Les lignes directrices définies dans ces deux documents confirment que l’Union européenne, avec l’approbation du nouveau cadre financier pluriannuel 2021-2027 et la mise à jour des plans et règlements concernés, présente l’opportunité concrète de donner une nouvelle direction et une impulsion différente à la coopération euro-méditerranéenne, toutes deux devant se fonder sur des pratiques de partage réel des objectifs stratégiques à poursuivre, sur une coordination efficace entre les politiques et les plans européens dans le secteur des transports et de la logistique, les plans nationaux, le plan d’action régional de transport (PART) et les projets sectoriels y afférents, les plans élaborés par le partenariat euro-méditerranéen.
Dans ce contexte, il serait souhaitable et approprié de lancer un examen approfondi de l’approche suivie jusqu’à présent par les programmes relatifs aux réseaux des principaux corridors des réseaux transeuropéens de transport (RTE-T), principalement orientés vers les besoins du marché intérieur européen, afin de les projeter et de les intégrer aux programmes connexes du Réseau transméditerranéen de transport (RTM-T), déjà esquissé depuis un certain temps par le Forum euro-méditerranéen des transports, tant pour la partie occidentale que pour la partie orientale de la Méditerranée.

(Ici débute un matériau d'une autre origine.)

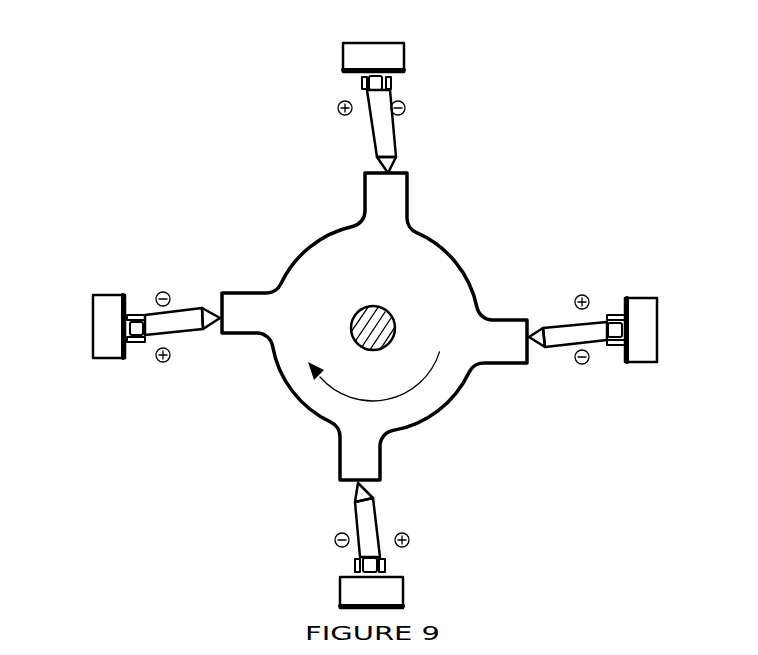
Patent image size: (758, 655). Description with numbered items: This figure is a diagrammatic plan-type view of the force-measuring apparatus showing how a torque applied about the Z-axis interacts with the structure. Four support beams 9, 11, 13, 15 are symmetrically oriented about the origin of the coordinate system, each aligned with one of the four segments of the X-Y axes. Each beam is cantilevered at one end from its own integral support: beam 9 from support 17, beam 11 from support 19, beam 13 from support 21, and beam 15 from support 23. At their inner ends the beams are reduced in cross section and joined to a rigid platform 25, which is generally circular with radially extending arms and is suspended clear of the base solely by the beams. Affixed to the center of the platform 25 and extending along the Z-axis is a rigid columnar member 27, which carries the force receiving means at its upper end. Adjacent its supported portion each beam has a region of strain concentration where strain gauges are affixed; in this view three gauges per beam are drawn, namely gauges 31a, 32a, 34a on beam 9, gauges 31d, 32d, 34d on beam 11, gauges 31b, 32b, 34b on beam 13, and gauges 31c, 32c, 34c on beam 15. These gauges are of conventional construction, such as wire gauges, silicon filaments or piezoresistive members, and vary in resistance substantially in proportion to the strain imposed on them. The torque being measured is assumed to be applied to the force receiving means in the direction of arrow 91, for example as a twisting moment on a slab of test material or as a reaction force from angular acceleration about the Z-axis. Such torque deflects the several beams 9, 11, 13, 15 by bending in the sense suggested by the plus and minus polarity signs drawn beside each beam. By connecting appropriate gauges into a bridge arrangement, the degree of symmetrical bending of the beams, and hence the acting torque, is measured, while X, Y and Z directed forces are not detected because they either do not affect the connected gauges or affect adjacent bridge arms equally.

The support beam 9 is at (182, 339).
The support beam 11 is at (400, 131).
The support beam 13 is at (568, 308).
The support beam 15 is at (395, 518).
The integral support 17 is at (81, 326).
The integral support 19 is at (406, 45).
The integral support 21 is at (669, 329).
The integral support 23 is at (398, 597).
The rigid platform 25 is at (374, 326).
The rigid columnar member 27 is at (387, 334).
The strain gauge 31a is at (89, 313).
The strain gauge 31b is at (667, 338).
The strain gauge 31c is at (342, 534).
The strain gauge 31d is at (381, 45).
The strain gauge 32a is at (137, 368).
The strain gauge 32b is at (619, 286).
The strain gauge 32c is at (422, 568).
The strain gauge 32d is at (320, 91).
The strain gauge 34a is at (146, 284).
The strain gauge 34b is at (606, 377).
The strain gauge 34c is at (302, 568).
The strain gauge 34d is at (431, 91).
The arrow 91 is at (374, 353).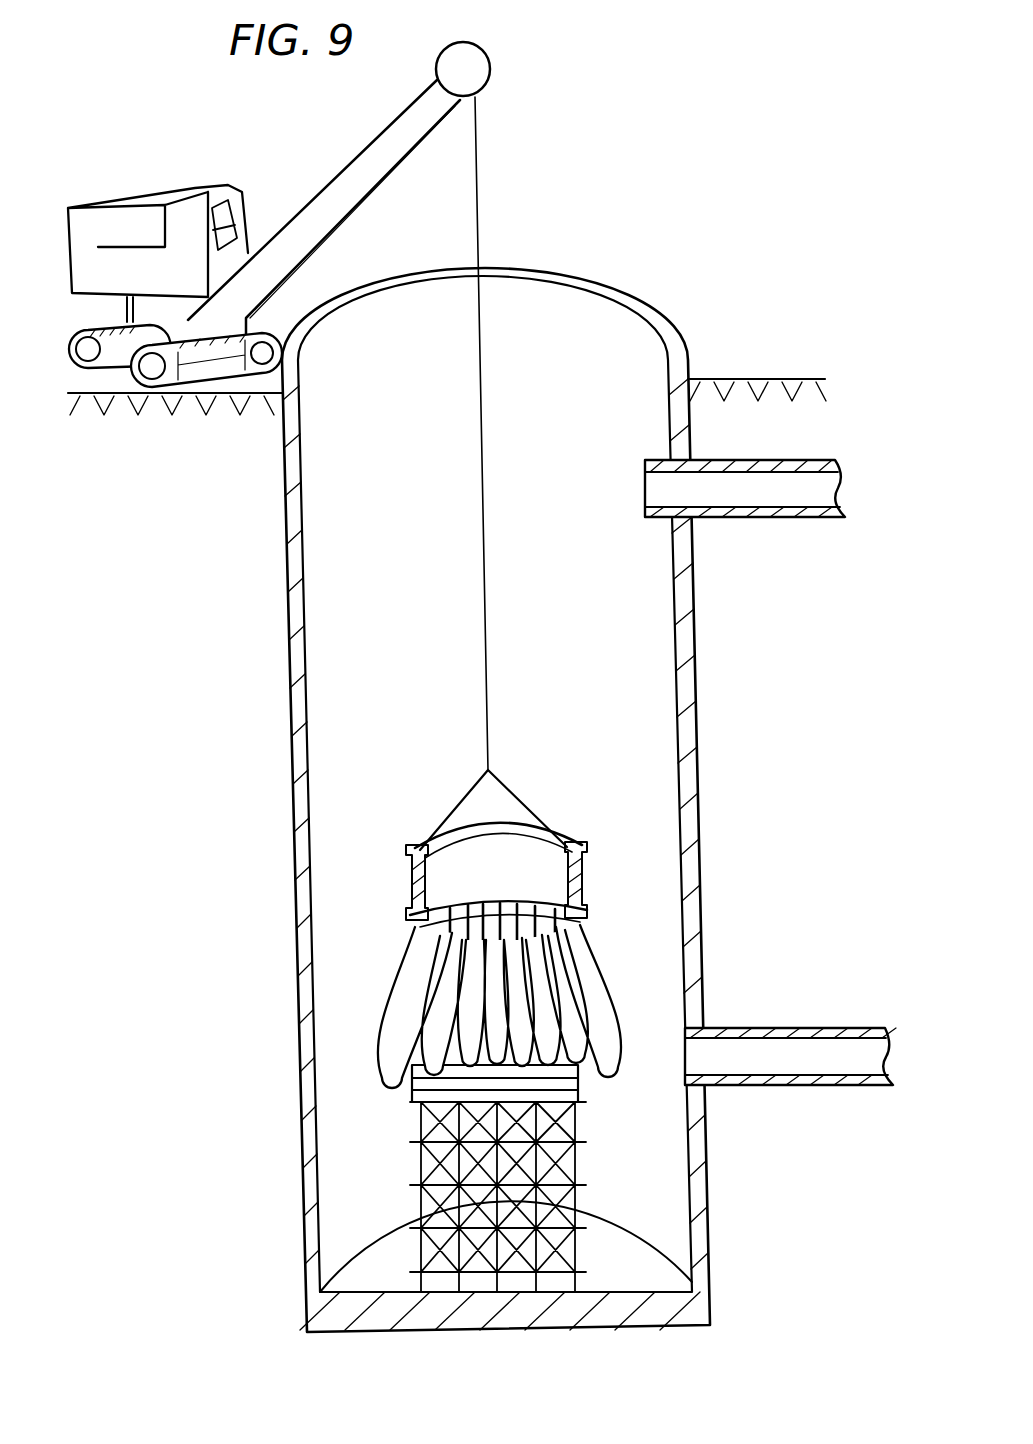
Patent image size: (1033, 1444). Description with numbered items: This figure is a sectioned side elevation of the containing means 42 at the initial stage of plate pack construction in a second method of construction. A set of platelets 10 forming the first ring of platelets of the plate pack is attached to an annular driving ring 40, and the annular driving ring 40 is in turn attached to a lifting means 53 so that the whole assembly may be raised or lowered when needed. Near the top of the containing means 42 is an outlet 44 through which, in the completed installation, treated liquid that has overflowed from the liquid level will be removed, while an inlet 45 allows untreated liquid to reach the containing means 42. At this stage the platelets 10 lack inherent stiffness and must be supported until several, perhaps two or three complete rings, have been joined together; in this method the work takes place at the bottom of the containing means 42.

The lifting means 53 is at (195, 188).
The outlet 44 is at (790, 487).
The containing means 42 is at (653, 777).
The annular driving ring 40 is at (467, 833).
The platelets 10 is at (585, 1027).
The inlet 45 is at (802, 1053).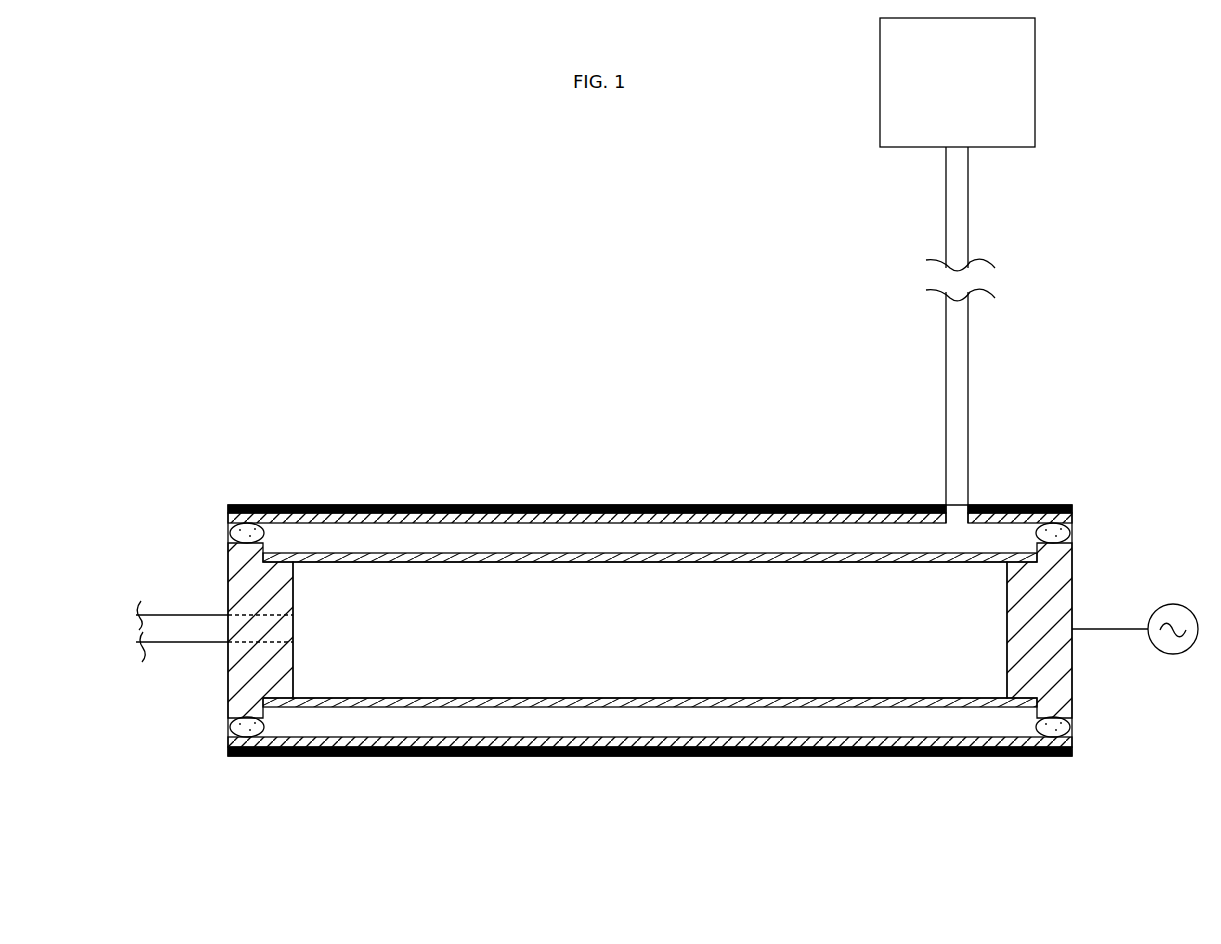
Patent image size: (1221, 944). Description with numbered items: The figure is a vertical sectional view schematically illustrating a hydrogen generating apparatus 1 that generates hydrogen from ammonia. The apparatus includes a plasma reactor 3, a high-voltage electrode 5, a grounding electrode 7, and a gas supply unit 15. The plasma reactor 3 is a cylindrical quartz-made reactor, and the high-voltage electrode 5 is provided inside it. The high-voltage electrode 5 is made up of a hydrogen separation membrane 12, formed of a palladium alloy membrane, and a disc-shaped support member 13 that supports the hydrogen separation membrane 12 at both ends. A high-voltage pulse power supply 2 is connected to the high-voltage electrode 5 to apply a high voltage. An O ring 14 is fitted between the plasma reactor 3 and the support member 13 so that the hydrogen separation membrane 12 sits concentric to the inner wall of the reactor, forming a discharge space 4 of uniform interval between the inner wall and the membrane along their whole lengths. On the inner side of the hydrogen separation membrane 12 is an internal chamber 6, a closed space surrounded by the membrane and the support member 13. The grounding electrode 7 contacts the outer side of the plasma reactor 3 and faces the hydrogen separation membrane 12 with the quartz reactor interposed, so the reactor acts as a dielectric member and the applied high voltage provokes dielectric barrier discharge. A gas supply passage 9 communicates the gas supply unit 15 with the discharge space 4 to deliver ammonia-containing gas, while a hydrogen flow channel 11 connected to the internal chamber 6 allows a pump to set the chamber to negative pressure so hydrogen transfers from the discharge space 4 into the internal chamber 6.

The hydrogen generating apparatus 1 is at (430, 160).
The high-voltage pulse power supply 2 is at (1171, 615).
The plasma reactor 3 is at (430, 505).
The discharge space 4 is at (537, 537).
The high-voltage electrode 5 is at (323, 418).
The internal chamber 6 is at (615, 668).
The grounding electrode 7 is at (697, 505).
The gas supply passage 9 is at (958, 425).
The hydrogen flow channel 11 is at (188, 633).
The hydrogen separation membrane 12 is at (325, 560).
The support member 13 is at (240, 572).
The O ring 14 is at (1072, 728).
The gas supply unit 15 is at (1022, 57).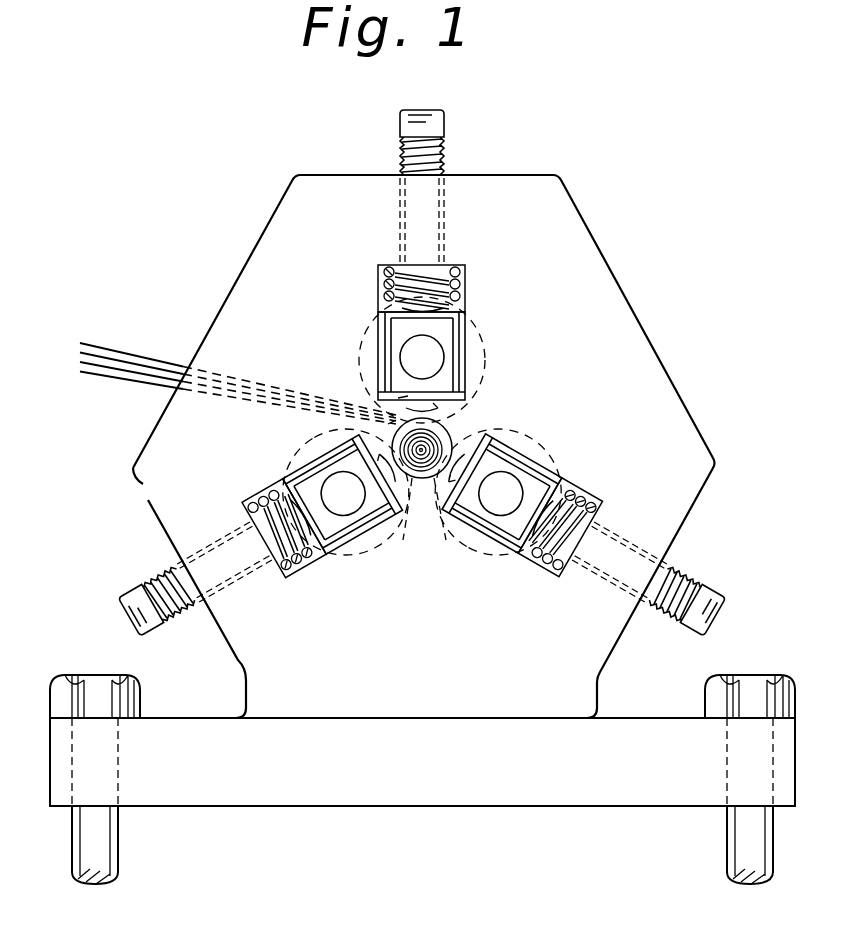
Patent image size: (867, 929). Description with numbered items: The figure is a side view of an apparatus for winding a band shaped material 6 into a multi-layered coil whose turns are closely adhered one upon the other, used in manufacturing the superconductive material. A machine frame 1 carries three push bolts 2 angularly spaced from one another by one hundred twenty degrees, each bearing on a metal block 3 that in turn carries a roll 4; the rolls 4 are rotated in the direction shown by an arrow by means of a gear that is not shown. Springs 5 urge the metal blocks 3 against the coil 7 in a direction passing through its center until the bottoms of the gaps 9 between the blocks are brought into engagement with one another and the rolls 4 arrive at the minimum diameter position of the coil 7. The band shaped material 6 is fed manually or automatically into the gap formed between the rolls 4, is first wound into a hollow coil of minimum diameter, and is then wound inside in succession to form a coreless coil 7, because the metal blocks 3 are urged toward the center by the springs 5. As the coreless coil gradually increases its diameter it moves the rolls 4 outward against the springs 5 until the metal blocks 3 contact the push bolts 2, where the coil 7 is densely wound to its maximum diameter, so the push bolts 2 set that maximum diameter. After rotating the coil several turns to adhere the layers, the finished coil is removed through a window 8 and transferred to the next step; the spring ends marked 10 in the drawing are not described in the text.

The machine frame 1 is at (626, 323).
The push bolts 2 is at (445, 152).
The metal blocks 3 is at (455, 340).
The rolls 4 is at (484, 368).
The springs 5 is at (455, 292).
The band shaped material 6 is at (147, 356).
The coil 7 is at (437, 440).
The window 8 is at (432, 496).
The gaps 9 is at (403, 397).
The spring end 10 is at (402, 270).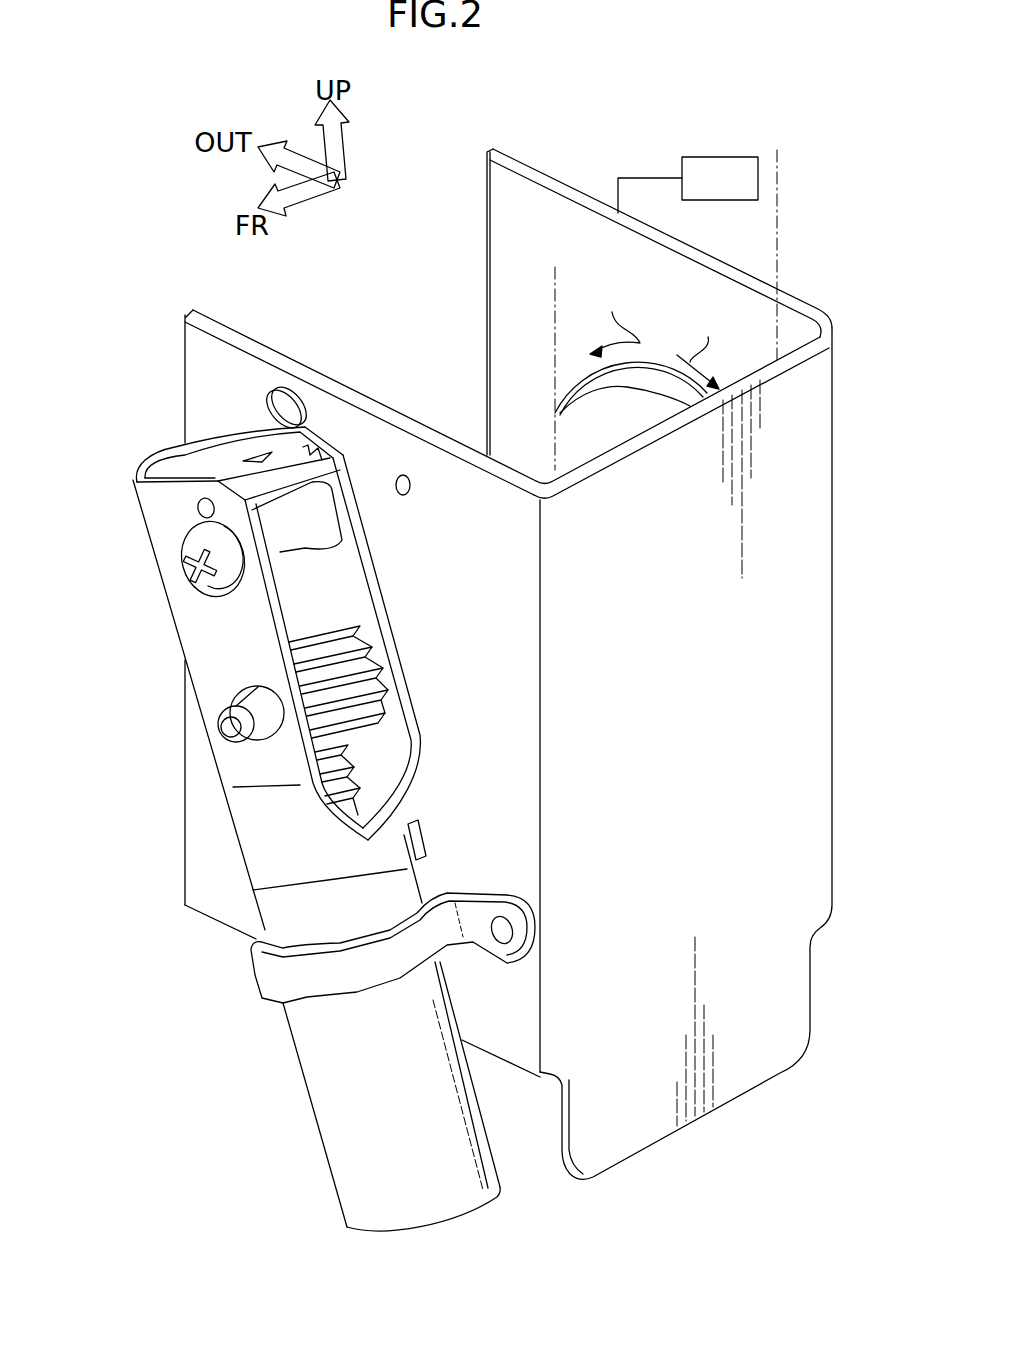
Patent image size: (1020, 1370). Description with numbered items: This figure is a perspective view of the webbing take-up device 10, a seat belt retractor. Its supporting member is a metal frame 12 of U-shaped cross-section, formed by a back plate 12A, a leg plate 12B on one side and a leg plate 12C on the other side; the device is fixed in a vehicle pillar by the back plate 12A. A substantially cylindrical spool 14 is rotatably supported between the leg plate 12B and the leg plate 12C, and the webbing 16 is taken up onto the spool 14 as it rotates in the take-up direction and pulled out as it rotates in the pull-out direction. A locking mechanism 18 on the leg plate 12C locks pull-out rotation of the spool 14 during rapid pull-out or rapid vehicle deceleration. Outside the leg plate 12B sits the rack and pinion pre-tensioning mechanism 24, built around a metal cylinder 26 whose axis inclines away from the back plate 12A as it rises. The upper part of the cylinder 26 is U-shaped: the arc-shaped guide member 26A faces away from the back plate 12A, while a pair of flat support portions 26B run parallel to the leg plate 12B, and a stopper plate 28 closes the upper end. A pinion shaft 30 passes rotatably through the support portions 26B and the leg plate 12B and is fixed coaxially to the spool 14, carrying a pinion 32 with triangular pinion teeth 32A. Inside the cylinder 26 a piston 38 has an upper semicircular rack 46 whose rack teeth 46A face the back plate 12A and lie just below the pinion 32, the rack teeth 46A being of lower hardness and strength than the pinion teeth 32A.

The webbing take-up device 10 is at (134, 258).
The frame 12 is at (566, 185).
The back plate 12A is at (660, 1142).
The leg plate 12B is at (185, 360).
The leg plate 12C is at (487, 250).
The spool 14 is at (522, 428).
The webbing 16 is at (779, 228).
The locking mechanism 18 is at (720, 157).
The pre-tensioning mechanism 24 is at (400, 624).
The cylinder 26 is at (307, 1100).
The guide member 26A is at (150, 462).
The support portions 26B is at (232, 633).
The stopper plate 28 is at (235, 473).
The pinion shaft 30 is at (232, 727).
The pinion 32 is at (322, 622).
The pinion teeth 32A is at (368, 730).
The piston 38 is at (423, 777).
The rack 46 is at (347, 780).
The rack teeth 46A is at (343, 748).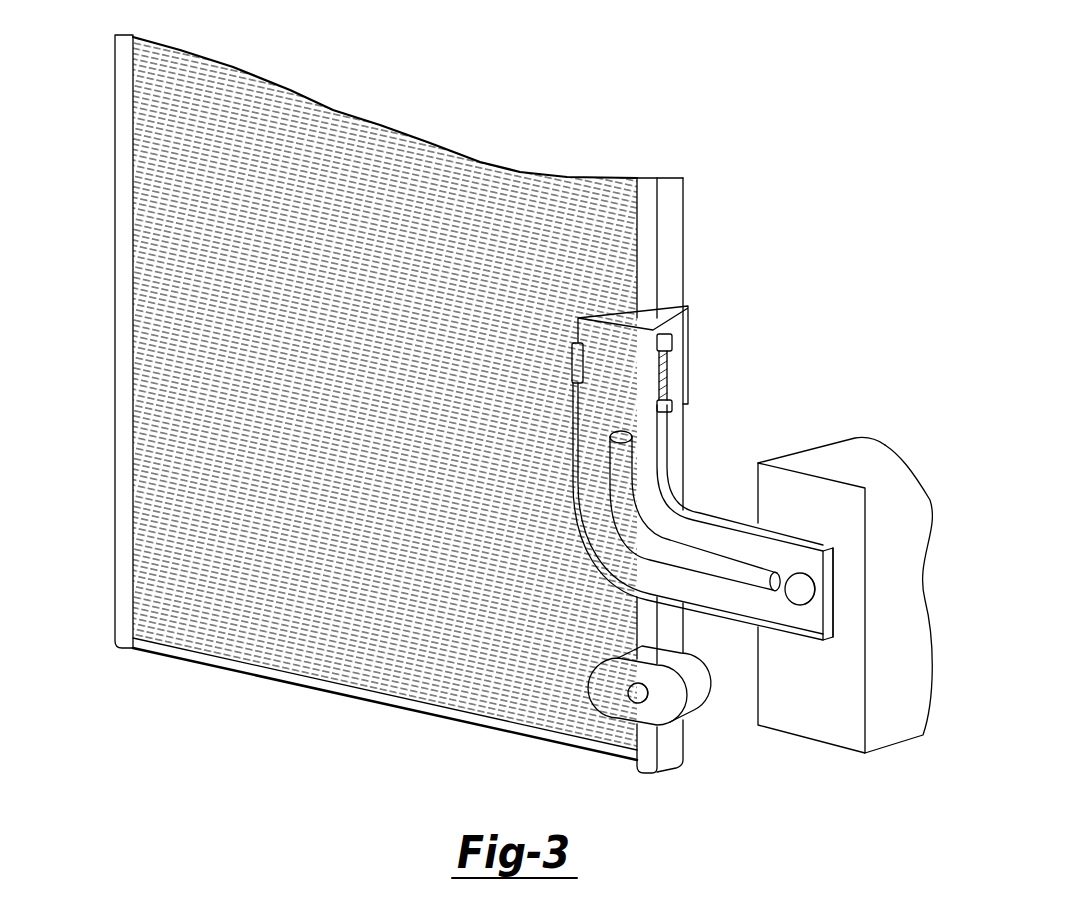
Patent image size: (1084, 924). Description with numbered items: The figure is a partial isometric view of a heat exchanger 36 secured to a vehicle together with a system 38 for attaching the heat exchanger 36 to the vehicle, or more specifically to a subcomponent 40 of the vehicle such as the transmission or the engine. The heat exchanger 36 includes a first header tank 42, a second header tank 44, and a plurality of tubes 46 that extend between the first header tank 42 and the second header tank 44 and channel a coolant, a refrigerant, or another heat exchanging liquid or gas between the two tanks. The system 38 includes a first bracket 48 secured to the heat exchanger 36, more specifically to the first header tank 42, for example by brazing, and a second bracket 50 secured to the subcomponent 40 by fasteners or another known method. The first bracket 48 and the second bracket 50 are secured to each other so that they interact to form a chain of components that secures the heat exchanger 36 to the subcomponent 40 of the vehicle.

The heat exchanger 36 is at (375, 381).
The system for attaching the heat exchanger 38 is at (716, 516).
The subcomponent of the vehicle 40 is at (865, 463).
The first header tank 42 is at (670, 210).
The second header tank 44 is at (127, 65).
The plurality of tubes 46 is at (333, 167).
The first bracket 48 is at (678, 338).
The second bracket 50 is at (802, 613).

À cette fin, il serait utile : a) d’organiser un secrétariat permanent sur les transports en Méditerranée comme instrument de soutien au fonctionnement du Forum euro-méditerranéen, sur la base également des expériences réalisées par le Centre d’études des transports pour la Méditerranée occidentale (CETMO) qui opère depuis un certain temps au service du Groupe des ministres des Transports de la Méditerranée occidentale (GTMO 5+) ; b) en outre, d’établir un lien entre les différents fonds européens opérant dans le cadre des politiques de coopération et de voisinage, notamment le fonds Mécanisme pour l’interconnexion en Europe (MIE) RTE-T pour l’intermodalité et les plateformes logistiques à étendre à tous les pays méditerranéens, les fonds pour les projets d’autoroutes de la mer (AdM) et les fonds déjà opérationnels à la disposition de la Banque européenne d’investissement (BEI).
Un éventuel choix stratégique de l’Union européenne pour l’interopérabilité entre les deux grands systèmes de réseaux, européen et méditerranéen, soutenu par le consensus de tous les États intéressés, enverrait un message très important quant à la volonté de promouvoir un effort commun dans tout le bassin méditerranéen afin de contrer les effets de la pandémie, de lancer des initiatives efficaces, étendues et partagées en matière de développement durable et d’offrir de nouvelles opportunités aux grands acteurs internationaux. Il ne fait aucun doute qu’un tel revirement aiderait grandement la communauté des États du bassin méditerranéen à réagir positivement et efficacement aux défis des nouveaux processus de régionalisation du système mondial.